By Stephen Makabila
After the collapsing of ministries from 44 to 18, spotlight turns on President Uhuru Kenyatta’s administration as it embarks on a review of paratatals.
Uhuru recently unveiled a 10-member team to review parastatal policies, identify challenges and propose a new policy direction for State firms.
There are dozens of parastatals spread in various sectors such as agriculture, education, processing, export, insurance, industrialisation, transport and communication, research and the energy sector among others.
By 1995 for example, there were 240 parastatals. Of these, 51 were under direct Government ownership; 36 had majority shares held by the State and 153 were owned by the Government through State holding firms.
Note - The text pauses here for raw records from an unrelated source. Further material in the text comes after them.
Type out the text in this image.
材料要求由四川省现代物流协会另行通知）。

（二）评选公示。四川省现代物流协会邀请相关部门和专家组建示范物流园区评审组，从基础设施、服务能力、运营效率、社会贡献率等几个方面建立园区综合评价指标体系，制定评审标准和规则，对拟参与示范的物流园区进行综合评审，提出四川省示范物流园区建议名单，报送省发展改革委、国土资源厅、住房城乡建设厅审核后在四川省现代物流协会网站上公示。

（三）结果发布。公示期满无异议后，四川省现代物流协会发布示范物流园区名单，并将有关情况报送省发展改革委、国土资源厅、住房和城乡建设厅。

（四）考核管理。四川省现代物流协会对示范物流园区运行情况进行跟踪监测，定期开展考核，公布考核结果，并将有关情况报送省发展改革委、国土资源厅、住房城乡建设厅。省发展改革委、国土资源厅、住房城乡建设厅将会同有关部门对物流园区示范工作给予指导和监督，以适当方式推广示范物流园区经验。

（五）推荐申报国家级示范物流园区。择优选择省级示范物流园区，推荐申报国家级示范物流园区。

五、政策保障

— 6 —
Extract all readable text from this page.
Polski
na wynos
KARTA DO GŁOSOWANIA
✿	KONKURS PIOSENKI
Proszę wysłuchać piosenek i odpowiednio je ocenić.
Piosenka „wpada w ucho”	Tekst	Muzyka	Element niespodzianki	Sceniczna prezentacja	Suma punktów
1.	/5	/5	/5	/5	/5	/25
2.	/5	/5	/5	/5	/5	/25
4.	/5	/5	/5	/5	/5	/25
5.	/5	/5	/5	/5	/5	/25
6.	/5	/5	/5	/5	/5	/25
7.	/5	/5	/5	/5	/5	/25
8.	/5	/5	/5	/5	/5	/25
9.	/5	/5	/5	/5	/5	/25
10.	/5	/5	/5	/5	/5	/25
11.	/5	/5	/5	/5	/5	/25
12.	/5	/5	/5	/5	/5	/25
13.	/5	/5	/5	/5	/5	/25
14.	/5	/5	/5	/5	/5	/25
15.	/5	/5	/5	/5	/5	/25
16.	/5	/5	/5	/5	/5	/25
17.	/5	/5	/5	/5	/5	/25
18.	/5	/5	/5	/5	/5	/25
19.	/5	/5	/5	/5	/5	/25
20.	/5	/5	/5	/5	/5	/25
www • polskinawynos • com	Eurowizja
Mars Group Chief Executive Officer Mwalimu Mati says given the poor performance of most parastatals over the years due to corruption and mismanagement, expectations remain high and remain a challenge.
“What is important is for the team to decide whether it’s viable and in public interest for the Government to continue investing in some of these parastatals,” says Mati. Mati says mismanagement partly due to the Executive’s absolute discretion on who should be appointed to head State firms remains a challenge.
Kitui Central MP Makali Mulu, who has in the past been involved in developing strategic plans for the public and private sectors, says what is important is to ensure State firms to be retained are in line with the country’s developmental plans and needs.
Parastatals play a major role in most economies through the provision of public services and in Kenya’s case, they have over the years been established to foster wider development goals.
But despite these important socio-economic roles, most of the parastatals in Kenya, as pointed out by Mati, are characterised by inefficiency.
Quietly during the 2010 constitutional referendum, its believed more than 100 parastatal bosses were given time off to go and campaign for the then Proposed Constitution (currently the new Constitution).
Against the background of mismanagement, international organisations such as the International Monetary Fund (IMF) and the World Bank proposed the privatisation of Kenyan parastatals in 1994.
The Structural Adjustment Programmes (SAP) were aimed at reducing Government participation in the economic sector and to increase the productivity of parastatals. Since then, this intervention has led to the popularization of privatization as a solution to the problems of parastatals even though the exercise did not bring the much coveted efficiency gains.
And as the Uhuru appointed taskforce embark on its mission in the next six weeks, what is equally evident is that roles of some parastatals overlap, necessitating the need to scrap or merge some.